Plon-Nourrit et Cie (2p. 133-137).


XI


Or le conte dit à cet endroit qu’Hector eut plusieurs aventures très belles en quêtant monseigneur Gauvain.

Un soir qu’il venait de sortir des terres de Norgalles, il aperçut devant lui une cité tout entourée d’eau courante ou de marais, et si bien fortifiée qu’elle ne pouvait craindre que la famine. Mais alentour, dans la campagne, on ne découvrait que ruines et maisons incendiées.
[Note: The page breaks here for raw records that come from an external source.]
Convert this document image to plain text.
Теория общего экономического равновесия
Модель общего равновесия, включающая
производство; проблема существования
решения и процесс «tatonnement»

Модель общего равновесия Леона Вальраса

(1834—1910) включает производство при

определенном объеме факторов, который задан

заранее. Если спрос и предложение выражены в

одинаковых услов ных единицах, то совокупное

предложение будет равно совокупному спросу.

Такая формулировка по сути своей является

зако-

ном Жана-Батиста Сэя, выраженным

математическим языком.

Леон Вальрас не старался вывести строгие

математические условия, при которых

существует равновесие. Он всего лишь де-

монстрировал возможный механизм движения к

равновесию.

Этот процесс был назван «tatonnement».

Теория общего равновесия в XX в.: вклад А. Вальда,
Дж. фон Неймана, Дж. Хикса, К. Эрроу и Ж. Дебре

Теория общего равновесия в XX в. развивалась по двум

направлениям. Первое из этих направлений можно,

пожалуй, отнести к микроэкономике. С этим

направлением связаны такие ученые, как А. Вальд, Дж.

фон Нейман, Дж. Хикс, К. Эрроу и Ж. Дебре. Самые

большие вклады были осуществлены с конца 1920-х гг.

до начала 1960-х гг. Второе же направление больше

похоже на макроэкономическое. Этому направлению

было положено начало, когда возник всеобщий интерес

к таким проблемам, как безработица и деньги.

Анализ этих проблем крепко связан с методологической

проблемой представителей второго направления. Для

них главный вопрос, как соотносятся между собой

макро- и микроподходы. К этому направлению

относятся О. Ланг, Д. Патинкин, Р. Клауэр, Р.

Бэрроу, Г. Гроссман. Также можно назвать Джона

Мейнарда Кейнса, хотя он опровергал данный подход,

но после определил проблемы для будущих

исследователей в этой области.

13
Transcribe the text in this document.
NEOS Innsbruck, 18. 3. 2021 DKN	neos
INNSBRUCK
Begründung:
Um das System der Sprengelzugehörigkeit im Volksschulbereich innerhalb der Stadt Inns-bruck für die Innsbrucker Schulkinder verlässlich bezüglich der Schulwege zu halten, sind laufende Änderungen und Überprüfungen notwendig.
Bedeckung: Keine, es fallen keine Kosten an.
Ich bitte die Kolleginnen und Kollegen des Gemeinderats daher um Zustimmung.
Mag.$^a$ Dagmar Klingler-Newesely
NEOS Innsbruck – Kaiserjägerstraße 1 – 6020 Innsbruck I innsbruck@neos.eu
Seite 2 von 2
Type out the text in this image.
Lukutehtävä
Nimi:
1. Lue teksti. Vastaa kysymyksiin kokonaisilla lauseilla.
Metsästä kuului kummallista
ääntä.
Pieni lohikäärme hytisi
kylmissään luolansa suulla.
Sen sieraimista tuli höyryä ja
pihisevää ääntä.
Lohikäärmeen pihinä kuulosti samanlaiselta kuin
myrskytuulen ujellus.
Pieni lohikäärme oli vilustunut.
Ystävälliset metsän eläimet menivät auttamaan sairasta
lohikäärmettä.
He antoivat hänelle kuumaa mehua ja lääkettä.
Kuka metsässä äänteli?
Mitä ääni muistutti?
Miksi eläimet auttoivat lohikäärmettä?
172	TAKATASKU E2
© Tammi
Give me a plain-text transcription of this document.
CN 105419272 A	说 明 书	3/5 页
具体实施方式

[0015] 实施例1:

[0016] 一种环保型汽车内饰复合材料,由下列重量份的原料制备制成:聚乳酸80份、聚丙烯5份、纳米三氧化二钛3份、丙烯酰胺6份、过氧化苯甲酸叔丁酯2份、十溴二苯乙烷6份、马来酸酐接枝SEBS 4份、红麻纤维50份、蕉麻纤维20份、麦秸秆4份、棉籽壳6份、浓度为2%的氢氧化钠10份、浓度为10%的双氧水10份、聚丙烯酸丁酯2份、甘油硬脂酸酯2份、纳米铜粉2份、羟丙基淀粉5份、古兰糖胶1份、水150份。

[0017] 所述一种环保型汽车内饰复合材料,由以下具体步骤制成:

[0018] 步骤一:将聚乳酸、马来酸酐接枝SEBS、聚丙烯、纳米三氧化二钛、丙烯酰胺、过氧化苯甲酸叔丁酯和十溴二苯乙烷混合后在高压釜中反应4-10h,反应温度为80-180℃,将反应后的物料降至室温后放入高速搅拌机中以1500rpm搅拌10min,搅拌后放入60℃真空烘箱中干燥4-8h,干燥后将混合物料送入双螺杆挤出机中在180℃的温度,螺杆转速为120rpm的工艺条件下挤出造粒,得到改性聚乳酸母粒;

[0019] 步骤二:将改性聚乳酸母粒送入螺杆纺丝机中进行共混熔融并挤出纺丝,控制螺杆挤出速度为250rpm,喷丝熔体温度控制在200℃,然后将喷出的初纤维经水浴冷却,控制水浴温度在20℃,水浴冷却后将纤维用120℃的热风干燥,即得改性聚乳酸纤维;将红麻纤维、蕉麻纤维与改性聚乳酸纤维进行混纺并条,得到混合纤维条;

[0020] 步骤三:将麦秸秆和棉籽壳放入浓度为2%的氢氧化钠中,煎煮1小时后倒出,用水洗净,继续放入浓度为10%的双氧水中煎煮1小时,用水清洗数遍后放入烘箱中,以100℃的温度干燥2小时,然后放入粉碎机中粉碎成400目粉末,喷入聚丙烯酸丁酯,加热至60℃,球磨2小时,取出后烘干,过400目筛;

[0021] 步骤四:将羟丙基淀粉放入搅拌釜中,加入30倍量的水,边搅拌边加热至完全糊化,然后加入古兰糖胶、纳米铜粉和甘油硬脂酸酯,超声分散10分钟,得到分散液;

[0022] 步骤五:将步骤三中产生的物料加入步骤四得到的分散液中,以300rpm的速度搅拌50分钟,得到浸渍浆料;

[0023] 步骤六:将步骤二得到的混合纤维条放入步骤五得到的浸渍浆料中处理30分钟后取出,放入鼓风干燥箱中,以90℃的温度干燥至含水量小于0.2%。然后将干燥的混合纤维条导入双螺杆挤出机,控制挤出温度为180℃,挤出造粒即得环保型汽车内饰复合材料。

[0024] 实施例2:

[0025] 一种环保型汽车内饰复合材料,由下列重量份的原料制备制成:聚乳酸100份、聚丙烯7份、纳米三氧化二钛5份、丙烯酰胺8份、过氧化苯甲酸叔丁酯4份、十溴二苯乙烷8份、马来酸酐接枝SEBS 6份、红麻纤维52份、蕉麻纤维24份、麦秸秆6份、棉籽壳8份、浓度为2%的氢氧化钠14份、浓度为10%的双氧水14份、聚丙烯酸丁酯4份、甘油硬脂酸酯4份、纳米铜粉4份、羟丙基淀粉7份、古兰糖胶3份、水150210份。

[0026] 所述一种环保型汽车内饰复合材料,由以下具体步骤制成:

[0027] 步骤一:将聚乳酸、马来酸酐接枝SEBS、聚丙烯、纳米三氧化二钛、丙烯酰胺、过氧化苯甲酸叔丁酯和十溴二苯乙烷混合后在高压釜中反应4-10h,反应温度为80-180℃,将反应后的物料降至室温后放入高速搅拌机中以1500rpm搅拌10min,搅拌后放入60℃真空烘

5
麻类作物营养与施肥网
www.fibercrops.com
Il s’engagea sur une longue chaussée, très étroite, qui menait à travers les fossés jusqu’à la barbacane de la porte. Tout était ouvert : il passa. Mais, aussitôt qu’il parut dans la rue, de tous côtés les gens s’enfuirent et l’on entendit claquer les huis de leurs maisons. Il fut par la rue déserte jusqu’à la seconde porte et la trouva close. Alors il revint sur ses pas, maudissant le lieu et les habitants, et s’aperçut qu’on avait fermé également la porte par où il était entré.

Un vilain, qui revenait des champs tout chargé de ramée, entra à ce moment dans la rue, et, voyant Hector, il jeta son fardeau pour s’enfuir au plus vite dans une maison ; mais, avant qu’il eût pu en déclore l’huis, le chevalier l’atteignit et lui cria qu’il était mort s’il ne lui enseignait comment sortir. À quoi le vilain répliqua que, fût-il le roi Artus, il lui faudrait demeurer dans la ville cette nuit.

— Comment ! s’écria Hector courroucé, prétend-on m’héberger ici malgré moi ?

Et s’étant emparé de la cognée que le bûcheron portait au cou, il saute à bas de son cheval qu’il attache au crochet d’une maison, et court frapper à grands coups sur la porte de la ville.

Il l’avait déjà entamée, lorsqu’un valet se présenta.

— Sire, vous faites mal de tailler ainsi notre porte. Venez plutôt au château, car il faut vous héberger ici.

— Je n’y mettrai pas les pieds ! cria Hector.

— Au moins mènerai-je votre cheval à monseigneur, reprend le valet qui, aussi léger qu’un émerillon, saute sur le destrier et s’enfuit.

Il fallut bien aller au palais. Hector gravit les degrés et entra dans une salle bien jonchée de menthe, de glaïeuls et de roseaux, où brillaient tant de chandelles qu’on l’eût crue éclairée par la lumière même des étoiles errantes aux cieux. Un feu de bûches y brûlait dans une cheminée, entre quatre colonnes, si grand que quarante hommes, dit le conte, s’y fussent chauffés à l’aise ; mais, assis devant la flamme, il n’y avait qu’un vieillard vêtu d’une robe d’écarlate fourrée de martres zibelines, au milieu de quelques chevaliers.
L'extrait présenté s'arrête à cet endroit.